Getting to know each other’s money management style will be important in developing a system that works for both of you. Determine if you are primarily a saver or spender, frugal or extravagant, cautious or careless. If your approach to money matches, things will be easier to negotiate. If your money management styles are very different, identify the areas in which you will agree and disagree to head off problems before they start.
Good communication, openness and transparency are key to successfully managing a common financial life and keeping arguments over money to a minimum. Even if one spouse or partner generally manages the finances, it is not a good idea for the other to be totally in the dark. Agree together on the overall family money plan and review the details on a regular basis. Good money management is the responsibility of both parties.

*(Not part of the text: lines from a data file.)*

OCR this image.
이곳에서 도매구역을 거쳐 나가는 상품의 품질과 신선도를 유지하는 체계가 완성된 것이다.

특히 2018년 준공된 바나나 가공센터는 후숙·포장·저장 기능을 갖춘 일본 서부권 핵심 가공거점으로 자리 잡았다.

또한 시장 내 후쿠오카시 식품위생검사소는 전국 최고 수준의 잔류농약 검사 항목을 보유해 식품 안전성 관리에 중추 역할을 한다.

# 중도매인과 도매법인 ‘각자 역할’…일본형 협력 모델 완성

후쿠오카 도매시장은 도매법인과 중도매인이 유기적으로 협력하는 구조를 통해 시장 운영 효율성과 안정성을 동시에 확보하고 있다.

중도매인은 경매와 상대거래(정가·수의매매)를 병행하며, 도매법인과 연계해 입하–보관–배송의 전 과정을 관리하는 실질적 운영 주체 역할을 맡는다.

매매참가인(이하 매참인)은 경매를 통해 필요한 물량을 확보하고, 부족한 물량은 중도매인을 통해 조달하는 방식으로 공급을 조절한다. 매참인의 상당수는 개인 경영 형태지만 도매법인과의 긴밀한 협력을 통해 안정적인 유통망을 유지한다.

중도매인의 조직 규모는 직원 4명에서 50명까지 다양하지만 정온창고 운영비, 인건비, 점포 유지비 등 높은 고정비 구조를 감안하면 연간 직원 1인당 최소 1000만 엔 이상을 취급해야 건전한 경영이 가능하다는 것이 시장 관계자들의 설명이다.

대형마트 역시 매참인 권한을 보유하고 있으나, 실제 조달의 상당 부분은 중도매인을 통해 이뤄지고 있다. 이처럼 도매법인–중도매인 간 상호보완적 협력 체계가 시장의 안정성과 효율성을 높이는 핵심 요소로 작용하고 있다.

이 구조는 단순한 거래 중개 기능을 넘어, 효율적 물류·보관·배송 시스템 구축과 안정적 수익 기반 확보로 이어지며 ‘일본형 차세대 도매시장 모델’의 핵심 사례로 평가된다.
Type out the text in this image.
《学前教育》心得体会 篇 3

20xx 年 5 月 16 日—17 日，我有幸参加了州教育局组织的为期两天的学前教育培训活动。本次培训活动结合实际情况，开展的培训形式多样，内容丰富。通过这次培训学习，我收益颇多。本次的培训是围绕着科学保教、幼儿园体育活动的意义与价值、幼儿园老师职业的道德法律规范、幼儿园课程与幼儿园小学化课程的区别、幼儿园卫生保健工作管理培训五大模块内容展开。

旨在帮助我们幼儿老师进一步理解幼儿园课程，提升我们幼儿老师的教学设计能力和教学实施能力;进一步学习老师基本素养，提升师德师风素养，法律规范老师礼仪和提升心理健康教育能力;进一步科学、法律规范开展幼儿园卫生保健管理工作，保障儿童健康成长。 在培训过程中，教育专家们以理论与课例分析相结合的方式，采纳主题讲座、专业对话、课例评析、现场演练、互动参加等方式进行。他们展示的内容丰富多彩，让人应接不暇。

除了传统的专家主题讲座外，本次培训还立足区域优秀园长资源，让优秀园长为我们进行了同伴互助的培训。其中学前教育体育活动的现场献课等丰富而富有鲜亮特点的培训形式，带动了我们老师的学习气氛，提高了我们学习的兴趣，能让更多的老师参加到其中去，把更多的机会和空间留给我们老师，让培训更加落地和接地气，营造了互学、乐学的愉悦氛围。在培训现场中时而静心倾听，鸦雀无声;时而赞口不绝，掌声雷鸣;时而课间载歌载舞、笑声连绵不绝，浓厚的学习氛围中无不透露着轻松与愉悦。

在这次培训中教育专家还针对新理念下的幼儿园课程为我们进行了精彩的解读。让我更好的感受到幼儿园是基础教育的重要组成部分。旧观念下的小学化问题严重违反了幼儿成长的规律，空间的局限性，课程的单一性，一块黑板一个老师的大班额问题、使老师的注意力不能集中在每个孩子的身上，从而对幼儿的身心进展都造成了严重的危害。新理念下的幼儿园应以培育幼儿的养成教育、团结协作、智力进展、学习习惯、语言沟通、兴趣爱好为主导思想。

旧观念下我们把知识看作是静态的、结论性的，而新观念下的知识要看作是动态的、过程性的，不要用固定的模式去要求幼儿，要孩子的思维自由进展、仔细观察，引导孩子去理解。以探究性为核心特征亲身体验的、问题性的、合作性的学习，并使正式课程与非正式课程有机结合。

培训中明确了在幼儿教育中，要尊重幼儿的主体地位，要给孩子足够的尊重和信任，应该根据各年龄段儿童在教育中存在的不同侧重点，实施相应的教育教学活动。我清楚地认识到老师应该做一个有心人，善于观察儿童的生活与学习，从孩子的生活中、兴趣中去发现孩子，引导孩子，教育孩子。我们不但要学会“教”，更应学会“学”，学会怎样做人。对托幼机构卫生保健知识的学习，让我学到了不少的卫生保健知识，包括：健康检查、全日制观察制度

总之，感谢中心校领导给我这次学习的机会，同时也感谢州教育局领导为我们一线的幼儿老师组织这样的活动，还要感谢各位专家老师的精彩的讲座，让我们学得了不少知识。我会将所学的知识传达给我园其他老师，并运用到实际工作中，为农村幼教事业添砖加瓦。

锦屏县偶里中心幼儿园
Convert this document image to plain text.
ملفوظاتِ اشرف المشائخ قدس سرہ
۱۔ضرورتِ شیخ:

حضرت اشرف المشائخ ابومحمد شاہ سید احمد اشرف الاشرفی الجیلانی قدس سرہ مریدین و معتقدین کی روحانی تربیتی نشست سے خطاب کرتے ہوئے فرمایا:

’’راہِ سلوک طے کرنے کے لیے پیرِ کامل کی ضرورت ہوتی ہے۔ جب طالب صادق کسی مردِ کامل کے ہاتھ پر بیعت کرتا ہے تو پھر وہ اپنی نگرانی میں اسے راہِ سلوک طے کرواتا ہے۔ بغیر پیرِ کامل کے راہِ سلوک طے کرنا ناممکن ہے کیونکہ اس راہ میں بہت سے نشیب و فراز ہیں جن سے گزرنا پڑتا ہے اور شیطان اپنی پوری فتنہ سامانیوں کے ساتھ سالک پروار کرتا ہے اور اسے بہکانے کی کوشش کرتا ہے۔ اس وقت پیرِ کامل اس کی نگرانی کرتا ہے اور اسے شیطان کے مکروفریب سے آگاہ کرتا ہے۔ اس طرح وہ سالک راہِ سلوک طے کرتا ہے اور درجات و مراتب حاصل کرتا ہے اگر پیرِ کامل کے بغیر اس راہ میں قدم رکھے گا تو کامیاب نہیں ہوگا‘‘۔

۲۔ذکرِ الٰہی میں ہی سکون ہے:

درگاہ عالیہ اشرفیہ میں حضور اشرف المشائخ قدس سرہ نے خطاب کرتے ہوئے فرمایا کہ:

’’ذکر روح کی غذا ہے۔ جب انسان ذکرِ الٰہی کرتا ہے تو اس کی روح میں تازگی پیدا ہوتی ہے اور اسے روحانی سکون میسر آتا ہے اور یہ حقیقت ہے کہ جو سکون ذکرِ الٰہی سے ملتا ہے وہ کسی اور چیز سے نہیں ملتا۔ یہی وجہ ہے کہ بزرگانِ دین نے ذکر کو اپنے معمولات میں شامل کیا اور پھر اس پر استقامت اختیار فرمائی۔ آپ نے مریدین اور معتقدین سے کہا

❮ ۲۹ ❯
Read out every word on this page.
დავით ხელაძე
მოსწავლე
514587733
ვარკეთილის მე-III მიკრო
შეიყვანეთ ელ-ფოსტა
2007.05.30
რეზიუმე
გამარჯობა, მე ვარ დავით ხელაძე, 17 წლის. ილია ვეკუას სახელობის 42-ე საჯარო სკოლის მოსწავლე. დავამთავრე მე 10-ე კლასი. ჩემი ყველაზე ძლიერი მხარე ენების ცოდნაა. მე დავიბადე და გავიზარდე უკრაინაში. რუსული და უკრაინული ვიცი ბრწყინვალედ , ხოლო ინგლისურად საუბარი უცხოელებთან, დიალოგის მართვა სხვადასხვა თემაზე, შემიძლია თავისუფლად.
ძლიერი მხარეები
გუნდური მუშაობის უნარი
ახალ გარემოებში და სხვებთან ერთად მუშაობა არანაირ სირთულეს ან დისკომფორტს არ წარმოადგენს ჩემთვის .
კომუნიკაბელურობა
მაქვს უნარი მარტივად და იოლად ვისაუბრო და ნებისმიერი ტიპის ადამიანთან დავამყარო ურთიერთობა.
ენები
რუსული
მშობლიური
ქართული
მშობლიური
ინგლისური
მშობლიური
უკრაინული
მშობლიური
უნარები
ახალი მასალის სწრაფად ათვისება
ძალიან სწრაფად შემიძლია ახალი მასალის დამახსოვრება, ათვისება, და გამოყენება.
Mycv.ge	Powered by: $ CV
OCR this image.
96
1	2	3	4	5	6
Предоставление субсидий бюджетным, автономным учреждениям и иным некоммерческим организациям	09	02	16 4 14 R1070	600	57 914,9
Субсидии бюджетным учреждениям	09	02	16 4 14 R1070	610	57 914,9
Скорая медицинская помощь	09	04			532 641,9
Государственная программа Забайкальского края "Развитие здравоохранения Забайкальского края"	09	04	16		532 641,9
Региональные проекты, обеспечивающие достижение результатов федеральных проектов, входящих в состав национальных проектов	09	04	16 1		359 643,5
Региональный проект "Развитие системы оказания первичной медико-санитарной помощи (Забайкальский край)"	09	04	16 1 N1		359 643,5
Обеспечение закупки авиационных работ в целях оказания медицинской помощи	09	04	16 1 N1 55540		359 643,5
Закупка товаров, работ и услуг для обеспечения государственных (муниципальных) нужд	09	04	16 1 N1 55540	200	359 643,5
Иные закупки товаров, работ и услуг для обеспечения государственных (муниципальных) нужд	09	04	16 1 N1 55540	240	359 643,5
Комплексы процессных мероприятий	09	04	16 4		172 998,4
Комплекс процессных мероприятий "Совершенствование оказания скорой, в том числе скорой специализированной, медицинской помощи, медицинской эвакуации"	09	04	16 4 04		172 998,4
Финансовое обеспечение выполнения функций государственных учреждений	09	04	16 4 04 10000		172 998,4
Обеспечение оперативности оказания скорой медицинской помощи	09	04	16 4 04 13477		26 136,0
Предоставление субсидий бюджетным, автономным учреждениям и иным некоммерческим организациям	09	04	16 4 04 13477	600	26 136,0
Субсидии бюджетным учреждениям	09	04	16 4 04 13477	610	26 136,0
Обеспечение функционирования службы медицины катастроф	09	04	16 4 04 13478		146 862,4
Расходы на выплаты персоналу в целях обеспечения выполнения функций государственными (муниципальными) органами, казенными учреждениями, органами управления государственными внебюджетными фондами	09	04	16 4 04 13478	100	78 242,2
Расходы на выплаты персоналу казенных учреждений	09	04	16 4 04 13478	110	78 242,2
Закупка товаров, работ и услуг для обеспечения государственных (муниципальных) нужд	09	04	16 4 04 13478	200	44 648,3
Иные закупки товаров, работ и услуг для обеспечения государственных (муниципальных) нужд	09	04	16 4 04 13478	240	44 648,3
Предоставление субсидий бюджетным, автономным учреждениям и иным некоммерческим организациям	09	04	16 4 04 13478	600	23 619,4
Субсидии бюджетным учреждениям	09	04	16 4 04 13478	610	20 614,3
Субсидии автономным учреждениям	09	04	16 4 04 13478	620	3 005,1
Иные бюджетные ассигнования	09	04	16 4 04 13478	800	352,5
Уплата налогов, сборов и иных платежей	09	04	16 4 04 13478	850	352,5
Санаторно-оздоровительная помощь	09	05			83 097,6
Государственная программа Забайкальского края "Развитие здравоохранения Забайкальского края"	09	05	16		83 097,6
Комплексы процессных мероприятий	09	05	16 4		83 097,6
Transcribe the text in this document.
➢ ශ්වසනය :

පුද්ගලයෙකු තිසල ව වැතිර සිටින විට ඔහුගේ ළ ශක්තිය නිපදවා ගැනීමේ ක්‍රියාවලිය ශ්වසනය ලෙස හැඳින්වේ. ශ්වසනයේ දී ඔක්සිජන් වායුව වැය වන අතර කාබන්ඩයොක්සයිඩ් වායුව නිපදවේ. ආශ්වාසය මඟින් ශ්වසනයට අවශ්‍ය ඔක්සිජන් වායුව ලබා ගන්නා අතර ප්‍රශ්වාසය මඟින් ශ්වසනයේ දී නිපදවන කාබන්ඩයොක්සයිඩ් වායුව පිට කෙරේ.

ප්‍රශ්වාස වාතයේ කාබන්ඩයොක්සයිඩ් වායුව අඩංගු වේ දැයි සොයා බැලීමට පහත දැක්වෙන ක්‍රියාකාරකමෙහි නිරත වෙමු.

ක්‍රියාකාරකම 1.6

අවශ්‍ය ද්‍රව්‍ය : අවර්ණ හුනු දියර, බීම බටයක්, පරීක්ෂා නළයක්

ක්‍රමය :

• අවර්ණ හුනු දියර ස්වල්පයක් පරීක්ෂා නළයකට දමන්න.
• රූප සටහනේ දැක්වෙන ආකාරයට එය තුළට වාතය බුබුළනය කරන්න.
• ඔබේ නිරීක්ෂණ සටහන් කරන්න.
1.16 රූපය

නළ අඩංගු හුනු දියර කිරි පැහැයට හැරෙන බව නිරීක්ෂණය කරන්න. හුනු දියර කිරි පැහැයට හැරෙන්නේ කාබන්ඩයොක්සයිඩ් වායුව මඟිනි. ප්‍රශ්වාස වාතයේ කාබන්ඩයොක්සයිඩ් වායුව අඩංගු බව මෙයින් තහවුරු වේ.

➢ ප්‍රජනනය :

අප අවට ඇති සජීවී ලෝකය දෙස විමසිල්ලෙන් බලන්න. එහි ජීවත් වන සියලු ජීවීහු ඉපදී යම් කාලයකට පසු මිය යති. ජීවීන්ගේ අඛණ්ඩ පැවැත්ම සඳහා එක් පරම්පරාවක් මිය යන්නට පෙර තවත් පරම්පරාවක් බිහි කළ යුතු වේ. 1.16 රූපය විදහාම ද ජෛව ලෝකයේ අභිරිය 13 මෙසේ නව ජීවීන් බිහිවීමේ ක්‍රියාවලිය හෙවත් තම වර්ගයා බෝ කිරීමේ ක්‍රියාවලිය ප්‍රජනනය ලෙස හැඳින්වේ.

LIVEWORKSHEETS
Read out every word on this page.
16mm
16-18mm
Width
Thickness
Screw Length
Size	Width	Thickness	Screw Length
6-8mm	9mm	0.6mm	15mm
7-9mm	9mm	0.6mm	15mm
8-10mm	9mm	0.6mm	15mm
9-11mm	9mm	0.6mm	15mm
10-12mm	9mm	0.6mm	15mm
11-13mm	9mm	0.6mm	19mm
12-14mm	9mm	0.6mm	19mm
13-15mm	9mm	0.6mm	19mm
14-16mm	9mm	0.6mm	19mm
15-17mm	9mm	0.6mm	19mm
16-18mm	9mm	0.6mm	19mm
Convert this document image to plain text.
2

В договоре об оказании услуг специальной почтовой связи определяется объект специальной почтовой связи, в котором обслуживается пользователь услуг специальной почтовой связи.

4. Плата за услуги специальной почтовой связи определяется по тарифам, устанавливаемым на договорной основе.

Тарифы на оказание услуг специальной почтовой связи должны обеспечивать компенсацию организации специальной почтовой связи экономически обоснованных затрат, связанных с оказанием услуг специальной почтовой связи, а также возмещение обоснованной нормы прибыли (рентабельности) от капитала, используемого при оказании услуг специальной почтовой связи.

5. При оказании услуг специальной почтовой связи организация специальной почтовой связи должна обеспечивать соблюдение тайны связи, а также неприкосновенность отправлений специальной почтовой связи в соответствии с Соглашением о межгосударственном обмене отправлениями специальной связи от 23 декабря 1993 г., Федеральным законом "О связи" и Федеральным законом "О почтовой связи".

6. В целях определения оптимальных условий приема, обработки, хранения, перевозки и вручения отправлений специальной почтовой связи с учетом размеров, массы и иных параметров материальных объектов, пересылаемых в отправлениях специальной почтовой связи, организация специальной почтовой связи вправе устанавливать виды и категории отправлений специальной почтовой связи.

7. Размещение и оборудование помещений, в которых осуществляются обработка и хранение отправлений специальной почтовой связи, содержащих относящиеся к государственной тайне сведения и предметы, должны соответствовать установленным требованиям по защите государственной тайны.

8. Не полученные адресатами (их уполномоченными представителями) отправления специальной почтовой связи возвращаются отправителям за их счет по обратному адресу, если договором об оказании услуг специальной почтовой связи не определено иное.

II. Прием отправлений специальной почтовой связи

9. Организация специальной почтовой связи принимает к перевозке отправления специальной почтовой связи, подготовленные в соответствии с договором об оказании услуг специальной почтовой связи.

The first step to effectively managing money as a couple is to get organized. Get copies of your bank and investment account statements, property deeds and vehicle and other equipment titles. Find your mortgage paperwork, outstanding credit card balances and all other debt information. With these items in hand, you can prepare a net worth statement for each of you. Next, write down your monthly income and expenses by category. Understand what is necessary and what is discretionary. Developing a budget that fits into your joint income will be important.
Next, get a copy of your credit scores. Do not open joint bank accounts or take on joint debt if one of you has a bad credit score. Be aware that you will be “co-scored” if you comingle your finances.
Establish financial goals and priorities as a couple. Determine what you need to save and invest to put your children through college and for you to retire. Agree on large purchases, like a house, vehicles and vacations. Knowing what you can afford today and what you need for the future will be helpful in avoiding arguments.
Depending on how far you as a couple choose to integrate your finances, opening a separate bank account may make sense to pay joint bills, such as a mortgage, utilities, groceries, travel and others. If you open a joint account, know you are both responsible for overdrafts and that both of you could withdraw funds from it. Agree on how much and when each of you will contribute to the separate account.
Keeping some financial separation may be good, but that is a personal decision each couple must make. Maybe you each keep your own bank account and credit card. If this is your choice, perhaps, after you agree on spending limits, you do not need to check in on every item you purchase. Agree to pay your credit card balance fully each month to avoid “debt creep” and unnecessary interest charges.
One partner may be the main earner, or incomes might be significantly different. The main earner can consent to transfer an agreed amount to the other so he or she also has funds to spend. A stay-at-home spouse or partner is working too by managing the household and, as the case may be, taking care of children.
There is no right or wrong approach for all couples. Remember, you are a team. Work together to figure out the best way to handle money.